- Headquarters: Toronto, Ontario
- Country: Canada and USA
- Founded: 1999
- Founder: Paul Ritchi
- Membership: 1100
- General Commissioner: Paul Ritchi
- Affiliation: UIGSE-FSE
- Website http://www.fneexplorers.com/

= Federation of North-American Explorers =

The Federation of North-American Explorers (FNE) is a Catholic faith-based, outdoor youth movement in Canada and the United States of America based on the methods of Lord Robert Baden-Powell and Venerable Jacques Sevin, SJ. It was founded in 1999 and serves more than 1100 members in 31 active groups throughout North America. The association is a member of the International Union of Guides and Scouts of Europe. However, due to fundamental differences in the values and ideals of the FNE and those of scouting as it has developed in North America, the FNE program stresses that they are Explorers and not scouts.

==Program==
The association is divided in four sections according to age.
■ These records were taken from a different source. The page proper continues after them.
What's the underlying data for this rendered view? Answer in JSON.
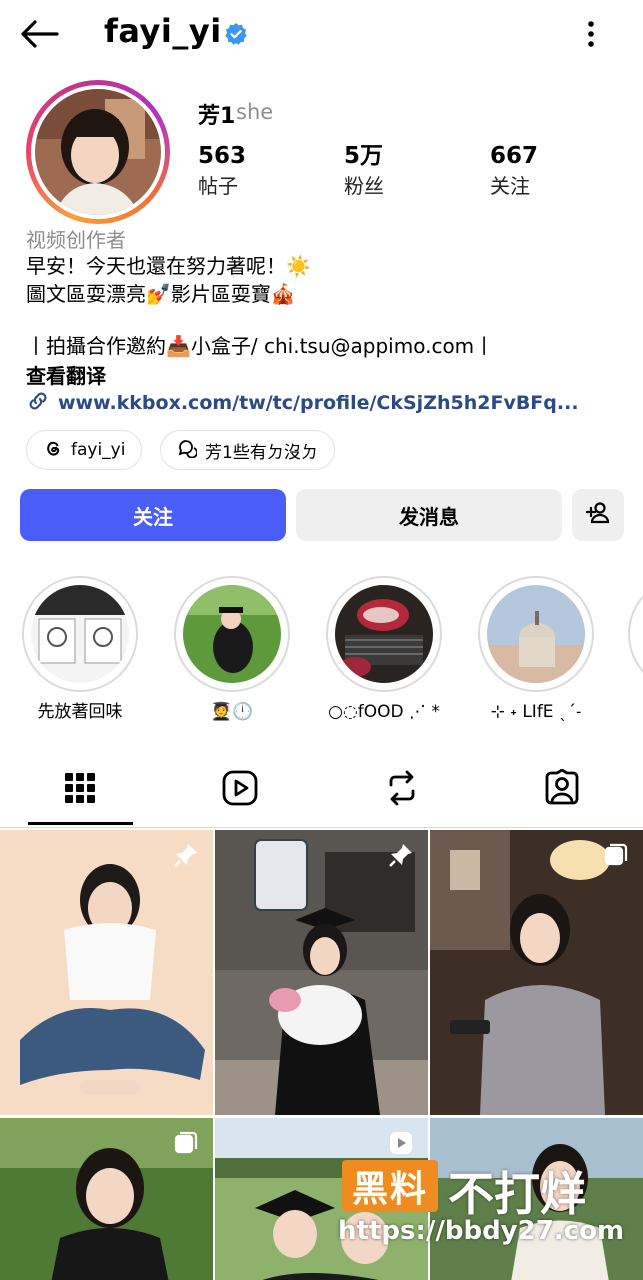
{
  "header": {
    "username": "fayi_yi",
    "icons": [
      "back-arrow-icon",
      "verified-badge-icon",
      "more-vertical-icon"
    ]
  },
  "profile": {
    "display_name": "芳1",
    "pronoun": "she",
    "stats": [
      {
        "value": "563",
        "label": "帖子"
      },
      {
        "value": "5万",
        "label": "粉丝"
      },
      {
        "value": "667",
        "label": "关注"
      }
    ],
    "category": "视频创作者",
    "bio": [
      "早安！今天也還在努力著呢！☀️",
      "圖文區耍漂亮💅影片區耍寶🎪",
      "",
      "丨拍攝合作邀約📥小盒子/ chi.tsu@appimo.com丨"
    ],
    "see_translation": "查看翻译",
    "link": "www.kkbox.com/tw/tc/profile/CkSjZh5h2FvBFq..."
  },
  "chips": [
    {
      "label": "fayi_yi",
      "icon": "threads-icon"
    },
    {
      "label": "芳1些有ㄉ沒ㄉ",
      "icon": "chat-bubble-icon"
    }
  ],
  "actions": {
    "follow": "关注",
    "message": "发消息",
    "add_user_icon": "add-user-icon"
  },
  "highlights": [
    {
      "label": "先放著回味"
    },
    {
      "label": "🧑‍🎓🕛"
    },
    {
      "label": "○◌fOOD ⋰ *"
    },
    {
      "label": "⊹ ˖ LIfE ˎˊ˗"
    }
  ],
  "tabs": [
    {
      "name": "grid",
      "icon": "grid-icon",
      "active": true
    },
    {
      "name": "reels",
      "icon": "reels-icon",
      "active": false
    },
    {
      "name": "reposts",
      "icon": "repost-icon",
      "active": false
    },
    {
      "name": "tagged",
      "icon": "tagged-person-icon",
      "active": false
    }
  ],
  "posts": [
    {
      "badge": "pin-icon"
    },
    {
      "badge": "pin-icon"
    },
    {
      "badge": "carousel-icon"
    },
    {
      "badge": "carousel-icon"
    },
    {
      "badge": "reel-icon"
    },
    {
      "badge": ""
    }
  ],
  "watermark": {
    "box_text": "黑料",
    "text": "不打烊",
    "url": "https://bbdy27.com"
  },
  "colors": {
    "accent_blue": "#4a5df9",
    "verified_blue": "#3897f0",
    "secondary_button": "#efefef",
    "link_color": "#2b4a86",
    "muted_text": "#8e8e8e",
    "watermark_orange": "#f08c1f"
  }
}
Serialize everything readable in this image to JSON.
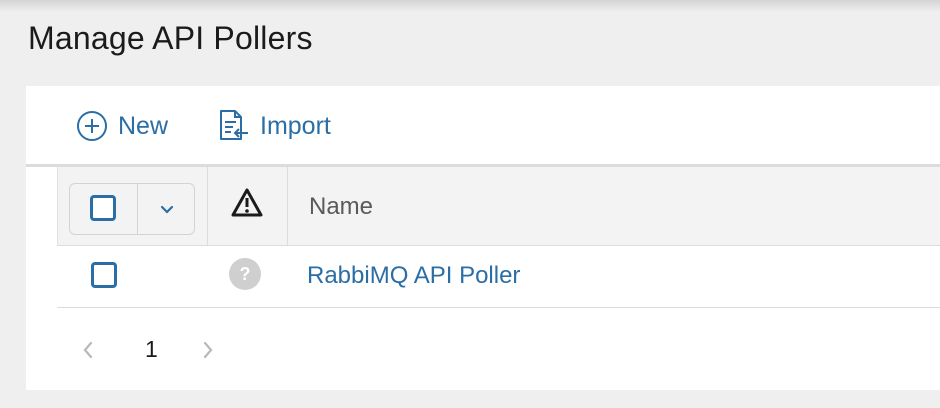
{
  "page": {
    "title": "Manage API Pollers"
  },
  "toolbar": {
    "new_label": "New",
    "import_label": "Import"
  },
  "table": {
    "columns": {
      "status_icon": "warning-icon",
      "name": "Name"
    },
    "rows": [
      {
        "status_icon": "question-icon",
        "status_glyph": "?",
        "name": "RabbiMQ API Poller",
        "selected": false
      }
    ]
  },
  "pagination": {
    "current_page": "1"
  },
  "colors": {
    "accent": "#2b6ea6",
    "background": "#efefef",
    "panel": "#ffffff",
    "header_text": "#5a5a5a"
  }
}
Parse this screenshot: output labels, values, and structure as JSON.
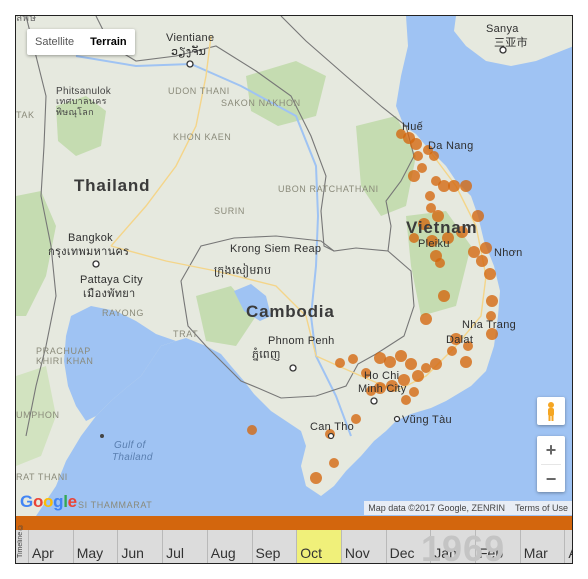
{
  "map_type": {
    "satellite_label": "Satellite",
    "terrain_label": "Terrain",
    "selected": "Terrain"
  },
  "places": {
    "vientiane": "Vientiane",
    "vientiane_local": "ວຽງຈັນ",
    "udon_thani": "UDON THANI",
    "sakon_nakhon": "SAKON NAKHON",
    "phitsanulok": "Phitsanulok",
    "phitsanulok_local": "เทศบาลนคร พิษณุโลก",
    "khon_kaen": "KHON KAEN",
    "thailand": "Thailand",
    "ubon_ratchathani": "UBON RATCHATHANI",
    "surin": "SURIN",
    "bangkok": "Bangkok",
    "bangkok_local": "กรุงเทพมหานคร",
    "krong_siem_reap": "Krong Siem Reap",
    "siem_reap_local": "ក្រុងសៀមរាប",
    "pattaya": "Pattaya City",
    "pattaya_local": "เมืองพัทยา",
    "rayong": "RAYONG",
    "cambodia": "Cambodia",
    "trat": "TRAT",
    "phnom_penh": "Phnom Penh",
    "phnom_penh_local": "ភ្នំពេញ",
    "prachuap": "PRACHUAP",
    "khiri_khan": "KHIRI KHAN",
    "hue": "Huế",
    "da_nang": "Da Nang",
    "vietnam": "Vietnam",
    "pleiku": "Pleiku",
    "quy_nhon": "Nhơn",
    "nha_trang": "Nha Trang",
    "dalat": "Dalat",
    "hcmc_1": "Ho Chi",
    "hcmc_2": "Minh City",
    "vung_tau": "Vũng Tàu",
    "can_tho": "Can Tho",
    "gulf_1": "Gulf of",
    "gulf_2": "Thailand",
    "sanya": "Sanya",
    "sanya_local": "三亚市",
    "umphon": "UMPHON",
    "surat_thani": "RAT THANI",
    "thammarat": "SI THAMMARAT",
    "top_left": "ลพิษ",
    "tak": "TAK"
  },
  "controls": {
    "zoom_in": "+",
    "zoom_out": "−",
    "pegman": "pegman-icon"
  },
  "attribution": {
    "map_data": "Map data ©2017 Google, ZENRIN",
    "terms": "Terms of Use"
  },
  "logo": {
    "g": "G",
    "o1": "o",
    "o2": "o",
    "g2": "g",
    "l": "l",
    "e": "e"
  },
  "timeline": {
    "label": "Timeline ©",
    "year": "1969",
    "months": [
      "Apr",
      "May",
      "Jun",
      "Jul",
      "Aug",
      "Sep",
      "Oct",
      "Nov",
      "Dec",
      "Jan",
      "Feb",
      "Mar",
      "Apr"
    ],
    "highlighted_month": "Oct"
  },
  "colors": {
    "sea": "#9fc3f3",
    "land": "#e6e9df",
    "marker": "#d3660d",
    "timeline_bar": "#d3660d",
    "highlight": "#f0f07a"
  }
}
These ages are the same for both the male and the female programs, both of which are separated by age and gender.
The age level groups are:
- Otters, ages 6 to 7
- Timber Wolves, ages 8 to 12
- Explorers, ages 12 to 16
- Wayfarers, ages 17 to 24

==Program extent and Pontifical recognition==
Although the FNE program in North America is limited to its 31 groups and approximately 1100 members, it is one of the 21 national associations that make up the International Union of Guides and Scouts of Europe (UIGSE-FSE). Combined, these countries account for more than 65,000 members. In 2003, the UIGSE-FSE received official recognition from the Vatican's Pontifical Council of the Laity as an International Association of the Faithful of Pontifical Right. In 2008, the association was further recognized in a letter from Vatican Secretary Josef Clemens, where he thanked them for their efforts.